3. No Game Is Universally Hated
Even the bottom-ranked games on Steam — those with over 80% negative reviews — still have some positive reviews. Tim notes that no game he saw was 100% negative. Every game finds at least someone who enjoys it. Dismissing those positive reviewers as "dumb" or "bots" is just interpretation — the data simply shows that taste is diverse.
4. Discoverability Is Everything
With 140,000+ games on the platform, Tim stresses that discoverability is the critical challenge. Many games are positively reviewed but have almost no reviews at all — meaning nobody knows they exist. The people who do find them think they're great.
Tim puts the scale in perspective: if you spent one minute looking at each game's Steam page, eight hours a day with no days off, it would take 292 days to see them all — and by then, tens of thousands more would have been added. There are great games out there that players are missing, often because they spend time complaining about games they dislike instead of searching for ones they'd love.
5. Uncommon Tag Pairs: Opportunity or Trap?
The original video identified tag pairs that were rare or nonexistent on Steam, suggesting potential market gaps. Tim acknowledges the appeal but warns against treating these as easy wins.
His mountain-climbing analogy: pointing to an unclimbed mountain doesn't mean it's easy to climb. It probably hasn't been climbed for a good reason — it may be extremely difficult. Similarly, an uncommon tag pair might represent a genuine opportunity with low competition in Steam search results, but it might also be uncommon because:
- The combination simply doesn't work well together as a game concept
- Others have tried and failed
- It requires skills or design expertise most developers don't have
- It's genuinely a bad game idea
5.1. The Deck Builder Example
Tim uses deck builders as a concrete example. They're currently popular, and the data shows missing sub-genre combinations. But that doesn't mean you can just make a deck builder in an underserved niche and succeed. Maybe no one can succeed at some of those combinations. Maybe you're not a good deck builder designer — Tim admits he isn't, despite having a toy prototype. The genre requires specific design skills that differ from other types of games.
6. The Publisher Trap
Tim warns against approaching this data the way many publishers do: "We've identified an opportunity — let's do it." The word "opportunity" implies that pursuing it leads to success, but some of these gaps exist because they're genuinely bad ideas or impossibly hard to execute well. Data identifies directions, not destinations.

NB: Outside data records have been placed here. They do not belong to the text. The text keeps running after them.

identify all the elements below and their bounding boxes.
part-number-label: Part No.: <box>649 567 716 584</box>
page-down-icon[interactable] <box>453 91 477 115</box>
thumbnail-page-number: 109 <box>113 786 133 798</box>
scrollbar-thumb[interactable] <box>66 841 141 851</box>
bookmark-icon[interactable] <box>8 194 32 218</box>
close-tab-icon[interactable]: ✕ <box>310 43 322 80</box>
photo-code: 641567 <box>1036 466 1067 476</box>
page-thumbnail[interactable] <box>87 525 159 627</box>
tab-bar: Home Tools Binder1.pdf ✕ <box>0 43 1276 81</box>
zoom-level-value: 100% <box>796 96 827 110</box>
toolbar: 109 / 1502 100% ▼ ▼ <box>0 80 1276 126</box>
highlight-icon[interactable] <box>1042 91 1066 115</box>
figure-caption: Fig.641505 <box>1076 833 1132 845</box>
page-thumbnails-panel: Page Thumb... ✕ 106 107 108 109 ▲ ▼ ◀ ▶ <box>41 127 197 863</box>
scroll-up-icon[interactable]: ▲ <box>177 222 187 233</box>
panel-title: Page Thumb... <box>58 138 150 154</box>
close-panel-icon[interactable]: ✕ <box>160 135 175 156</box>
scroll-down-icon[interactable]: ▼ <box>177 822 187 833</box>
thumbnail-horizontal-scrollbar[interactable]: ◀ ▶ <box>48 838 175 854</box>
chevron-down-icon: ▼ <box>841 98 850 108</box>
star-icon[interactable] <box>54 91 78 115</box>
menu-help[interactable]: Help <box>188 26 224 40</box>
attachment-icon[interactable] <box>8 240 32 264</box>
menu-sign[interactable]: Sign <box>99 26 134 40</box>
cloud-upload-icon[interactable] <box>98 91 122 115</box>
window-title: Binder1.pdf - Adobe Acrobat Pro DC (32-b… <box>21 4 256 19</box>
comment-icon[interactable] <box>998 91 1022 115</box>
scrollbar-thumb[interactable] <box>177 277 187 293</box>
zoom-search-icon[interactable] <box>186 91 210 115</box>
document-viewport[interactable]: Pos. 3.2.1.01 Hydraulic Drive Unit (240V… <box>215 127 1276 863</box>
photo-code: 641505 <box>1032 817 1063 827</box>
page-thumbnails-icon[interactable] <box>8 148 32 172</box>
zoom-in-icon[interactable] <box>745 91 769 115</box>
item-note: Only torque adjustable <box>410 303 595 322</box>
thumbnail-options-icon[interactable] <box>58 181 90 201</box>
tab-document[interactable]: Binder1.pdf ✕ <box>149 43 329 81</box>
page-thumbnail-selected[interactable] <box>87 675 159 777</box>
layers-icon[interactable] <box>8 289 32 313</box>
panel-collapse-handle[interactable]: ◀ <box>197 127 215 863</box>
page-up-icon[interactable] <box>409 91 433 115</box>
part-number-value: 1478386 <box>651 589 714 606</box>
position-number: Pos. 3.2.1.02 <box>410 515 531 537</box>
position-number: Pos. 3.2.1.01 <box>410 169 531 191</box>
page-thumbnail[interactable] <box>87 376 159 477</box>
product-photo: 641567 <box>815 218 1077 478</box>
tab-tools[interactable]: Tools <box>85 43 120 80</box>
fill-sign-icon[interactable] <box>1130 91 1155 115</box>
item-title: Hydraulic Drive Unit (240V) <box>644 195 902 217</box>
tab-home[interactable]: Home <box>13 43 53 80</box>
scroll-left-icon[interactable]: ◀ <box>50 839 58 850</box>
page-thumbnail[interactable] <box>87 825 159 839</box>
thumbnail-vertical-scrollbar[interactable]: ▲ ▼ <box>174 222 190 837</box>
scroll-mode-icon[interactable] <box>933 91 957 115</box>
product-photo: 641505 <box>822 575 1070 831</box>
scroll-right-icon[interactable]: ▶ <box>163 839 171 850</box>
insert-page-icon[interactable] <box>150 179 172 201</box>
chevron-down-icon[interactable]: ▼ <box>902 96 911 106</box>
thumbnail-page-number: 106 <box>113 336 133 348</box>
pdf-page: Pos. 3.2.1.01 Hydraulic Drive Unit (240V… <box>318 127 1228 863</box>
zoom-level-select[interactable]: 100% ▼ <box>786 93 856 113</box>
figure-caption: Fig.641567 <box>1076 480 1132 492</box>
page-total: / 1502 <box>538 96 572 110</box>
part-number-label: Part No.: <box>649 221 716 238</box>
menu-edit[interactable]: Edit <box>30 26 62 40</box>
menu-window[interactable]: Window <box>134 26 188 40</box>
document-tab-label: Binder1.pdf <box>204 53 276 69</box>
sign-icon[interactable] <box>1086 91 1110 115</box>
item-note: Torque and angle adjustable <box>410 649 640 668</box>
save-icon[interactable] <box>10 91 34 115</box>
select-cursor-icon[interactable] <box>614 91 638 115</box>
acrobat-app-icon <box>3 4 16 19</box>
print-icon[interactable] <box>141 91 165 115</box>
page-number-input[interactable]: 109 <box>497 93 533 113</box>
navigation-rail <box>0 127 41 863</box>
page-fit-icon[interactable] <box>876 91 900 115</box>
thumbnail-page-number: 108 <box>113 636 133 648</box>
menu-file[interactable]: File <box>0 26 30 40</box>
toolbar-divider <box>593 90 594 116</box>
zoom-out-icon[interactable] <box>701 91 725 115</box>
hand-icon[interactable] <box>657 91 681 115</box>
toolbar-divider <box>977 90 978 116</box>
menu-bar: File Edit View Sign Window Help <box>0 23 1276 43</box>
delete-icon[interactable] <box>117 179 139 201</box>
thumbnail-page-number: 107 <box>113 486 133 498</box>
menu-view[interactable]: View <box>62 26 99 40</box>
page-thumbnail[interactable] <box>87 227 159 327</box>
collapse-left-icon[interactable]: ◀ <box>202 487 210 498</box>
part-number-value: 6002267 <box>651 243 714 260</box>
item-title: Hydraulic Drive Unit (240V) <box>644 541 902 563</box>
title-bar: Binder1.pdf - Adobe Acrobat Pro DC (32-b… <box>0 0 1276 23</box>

7. Data Points the Way, But Isn't the Path
Tim draws a Buddhist analogy he's used before: teachings point to the path to enlightenment, but the teaching itself isn't the path. Similarly, "the map is not the country." This video and its data point in directions where successful games probably lie, but:
- You still have to do the work
- You still have to be skilled at making the specific type of game
- Every path to success is uphill
- You still have to climb the mountain
The data is not a recipe for making a successful game. It's a pointer toward past successes and possible paths to future ones — and all of those paths require real effort and ability to traverse.